Apple and Samsung need better smartwatch controls to win athletes

Earlier this week, Samsung announced the Galaxy Watch 5 Pro. It’s Samsung’s most durable smartwatch ever and in Unpacked, it was clear that the company intended this watch to appeal to outdoor athletes. Apple also revealed at WWDC that watchOS 9 will feature a lot of new operating metrics, adding fuel to rumors that a powerful Apple Watch may be on the way. The two companies are clearly looking to woo users from Garmin and Polar — but aside from battery life and durability, there’s another hurdle that could derail those efforts. touch screens.

For better or worse, Apple and Samsung have relied on touchscreen navigation in their smartwatches. This is fine for casual exercise, or for the average person who doesn’t traverse all kinds of terrain with extreme temperatures. You won’t cut it off from the outdoor enthusiasts targeted by both companies with these “Pro” watches.

I’ve tested the regular 40mm Galaxy Watch 5, and while it’s not quite the same, the Pro is basically a larger, more solid version of the Watch 5. When it comes to the user interface, they share the same design. This interests me. In the few laps I’ve had with the Watch 5 so far, it’s been hard to scroll through the screens with average strides. That’s because it’s August and as the famous Santana song says, Oh Man, it’s a hot song. My fingers are sweaty and sometimes I need to pause so I can moisturize them. To do this I have to stop and wipe my hand just so I can swipe right and hit the pause button. It sounds simple enough, but it’s not easy when the moisture is dense enough to feel like you’re swimming in soup.

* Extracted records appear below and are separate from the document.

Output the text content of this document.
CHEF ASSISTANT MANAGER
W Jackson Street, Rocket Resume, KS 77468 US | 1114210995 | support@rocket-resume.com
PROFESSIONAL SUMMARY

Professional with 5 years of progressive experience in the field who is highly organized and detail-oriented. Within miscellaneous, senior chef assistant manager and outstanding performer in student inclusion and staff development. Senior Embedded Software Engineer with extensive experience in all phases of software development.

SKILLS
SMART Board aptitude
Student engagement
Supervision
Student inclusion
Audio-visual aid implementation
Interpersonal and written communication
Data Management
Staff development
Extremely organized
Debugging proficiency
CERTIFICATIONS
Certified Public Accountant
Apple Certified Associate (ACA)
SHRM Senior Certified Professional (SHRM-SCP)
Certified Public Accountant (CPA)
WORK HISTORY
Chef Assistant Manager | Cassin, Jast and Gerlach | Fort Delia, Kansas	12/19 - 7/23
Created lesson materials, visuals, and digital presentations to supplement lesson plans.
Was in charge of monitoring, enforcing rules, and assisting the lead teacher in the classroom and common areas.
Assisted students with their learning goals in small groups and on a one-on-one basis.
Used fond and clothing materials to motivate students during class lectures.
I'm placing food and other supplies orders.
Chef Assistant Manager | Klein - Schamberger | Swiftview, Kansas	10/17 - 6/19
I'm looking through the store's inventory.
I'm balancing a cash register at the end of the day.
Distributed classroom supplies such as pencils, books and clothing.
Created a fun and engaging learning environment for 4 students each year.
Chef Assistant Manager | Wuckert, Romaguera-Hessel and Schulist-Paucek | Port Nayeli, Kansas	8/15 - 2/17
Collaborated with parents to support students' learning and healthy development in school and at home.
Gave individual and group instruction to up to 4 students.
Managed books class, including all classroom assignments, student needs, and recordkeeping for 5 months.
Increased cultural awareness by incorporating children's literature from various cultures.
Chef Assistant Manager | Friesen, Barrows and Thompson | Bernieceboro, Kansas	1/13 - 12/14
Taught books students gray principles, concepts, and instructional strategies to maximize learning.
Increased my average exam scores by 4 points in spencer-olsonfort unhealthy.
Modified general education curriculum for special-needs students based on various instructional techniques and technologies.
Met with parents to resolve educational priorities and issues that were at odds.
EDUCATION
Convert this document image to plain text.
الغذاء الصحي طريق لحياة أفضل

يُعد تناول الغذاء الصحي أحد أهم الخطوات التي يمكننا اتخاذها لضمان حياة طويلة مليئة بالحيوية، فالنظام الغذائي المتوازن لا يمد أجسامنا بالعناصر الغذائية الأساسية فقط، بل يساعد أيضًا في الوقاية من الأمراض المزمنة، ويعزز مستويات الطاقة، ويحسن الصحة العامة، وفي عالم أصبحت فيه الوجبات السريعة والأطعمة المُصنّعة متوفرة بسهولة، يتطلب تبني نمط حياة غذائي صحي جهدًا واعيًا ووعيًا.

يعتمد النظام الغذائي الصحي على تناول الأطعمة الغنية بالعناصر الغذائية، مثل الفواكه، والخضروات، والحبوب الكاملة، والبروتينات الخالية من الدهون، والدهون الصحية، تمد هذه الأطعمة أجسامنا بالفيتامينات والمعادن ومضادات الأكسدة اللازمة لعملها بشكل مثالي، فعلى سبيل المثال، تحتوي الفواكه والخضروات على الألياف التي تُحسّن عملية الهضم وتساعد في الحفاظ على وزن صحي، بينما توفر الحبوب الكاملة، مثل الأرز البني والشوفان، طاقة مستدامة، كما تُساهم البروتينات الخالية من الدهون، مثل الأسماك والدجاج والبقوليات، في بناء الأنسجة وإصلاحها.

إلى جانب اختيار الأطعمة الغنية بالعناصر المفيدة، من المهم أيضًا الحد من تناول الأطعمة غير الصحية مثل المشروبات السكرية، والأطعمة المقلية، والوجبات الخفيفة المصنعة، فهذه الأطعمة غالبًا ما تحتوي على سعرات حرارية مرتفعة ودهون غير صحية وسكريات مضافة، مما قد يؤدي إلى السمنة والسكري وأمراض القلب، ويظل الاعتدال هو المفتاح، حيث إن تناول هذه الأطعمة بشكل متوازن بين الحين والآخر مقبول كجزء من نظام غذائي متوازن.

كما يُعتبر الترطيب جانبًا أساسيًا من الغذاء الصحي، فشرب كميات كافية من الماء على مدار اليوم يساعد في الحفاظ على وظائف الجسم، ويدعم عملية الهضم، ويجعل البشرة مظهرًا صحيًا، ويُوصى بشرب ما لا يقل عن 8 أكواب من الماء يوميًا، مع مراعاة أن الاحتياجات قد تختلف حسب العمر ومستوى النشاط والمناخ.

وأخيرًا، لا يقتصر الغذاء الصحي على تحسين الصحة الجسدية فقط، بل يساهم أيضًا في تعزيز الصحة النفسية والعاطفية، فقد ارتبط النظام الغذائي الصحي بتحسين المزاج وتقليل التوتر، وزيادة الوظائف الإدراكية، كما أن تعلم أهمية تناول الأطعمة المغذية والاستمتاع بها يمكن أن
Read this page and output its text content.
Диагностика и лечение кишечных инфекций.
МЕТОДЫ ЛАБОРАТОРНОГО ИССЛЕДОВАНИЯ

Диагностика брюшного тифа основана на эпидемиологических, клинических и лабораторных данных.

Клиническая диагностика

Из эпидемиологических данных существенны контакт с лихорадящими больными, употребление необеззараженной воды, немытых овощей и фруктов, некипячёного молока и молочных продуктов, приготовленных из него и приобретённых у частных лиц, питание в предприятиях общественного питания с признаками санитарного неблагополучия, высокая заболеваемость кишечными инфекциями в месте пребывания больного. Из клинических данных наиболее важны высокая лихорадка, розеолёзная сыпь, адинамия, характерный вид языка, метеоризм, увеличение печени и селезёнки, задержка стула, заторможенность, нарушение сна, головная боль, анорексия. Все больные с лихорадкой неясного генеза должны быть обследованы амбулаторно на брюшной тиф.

New operating metrics suggest a powerful Apple Watch is coming… but it’s unclear if Apple will change the design significantly.
Photography by Victoria Song/The Verge

I had the same problem when testing watchOS 9 on my 7 series. You have to swipe up or swipe through the digital crown to view all the new play metrics. Oftentimes, I’ve had to pause to successfully navigate through multiple menus just to view one of the new stats. I wish swiping through the digital crown was easier, but it’s not.

This is not just a summer problem. If you’re a triathlete, that’s a swimming problem, too. If you do sports all year round, it will be more of a problem in the winter when you have to wear gloves. I’ve had a lot of “touchscreen compatible” gloves before, but they’ve never been as reliable on my phone, let alone on my smaller smartwatch screen.

This is not a problem when you are using a Polar or Garmin sports watch. That’s because the physical buttons aren’t dampened by moisture or gloves. Once you get used to it, you can cycle through the menus without having to look down until you absolutely need to. Some even use a combination of touch And the Button controls – which is ideal because you can always use the method that is most suitable for a particular situation.

Garmin Forerunner 255S on Women's Wrist

The screen may not be as good on the Garmin Forerunner 255S, but the buttons ensure you don’t have to worry about sweaty fingers.
Photography by Victoria Song/The Verge

It’s clear that both Apple and Samsung understand that athletes value battery life, in-depth metrics, and durability. But it’s unclear if either company really thought about why so many outdoor enthusiasts and athletes would rather snow for a fancy touch screen than physical controls.

We still don’t know much about the rugged Apple Watch. Surrounding details kept in fairly tight laps. But the Galaxy Watch 5 Pro is no longer a secret. It’s out there in the world, and no matter what it has, it lacks the physical controls that many athletes are accustomed to. Given that, it’s somewhat baffling that Samsung would avoid the Pro’s rotating bezel. (Maybe that was a trade-off for greater durability.) I have to do more testing, and of course, there are many reasons why you should choose a more advanced flagship smartwatch over a dedicated multi-port GPS watch. But these days, whenever I try to scroll my Watch 5 or Series 7 with sweaty numbers, I often wish I’d worn a Garmin instead.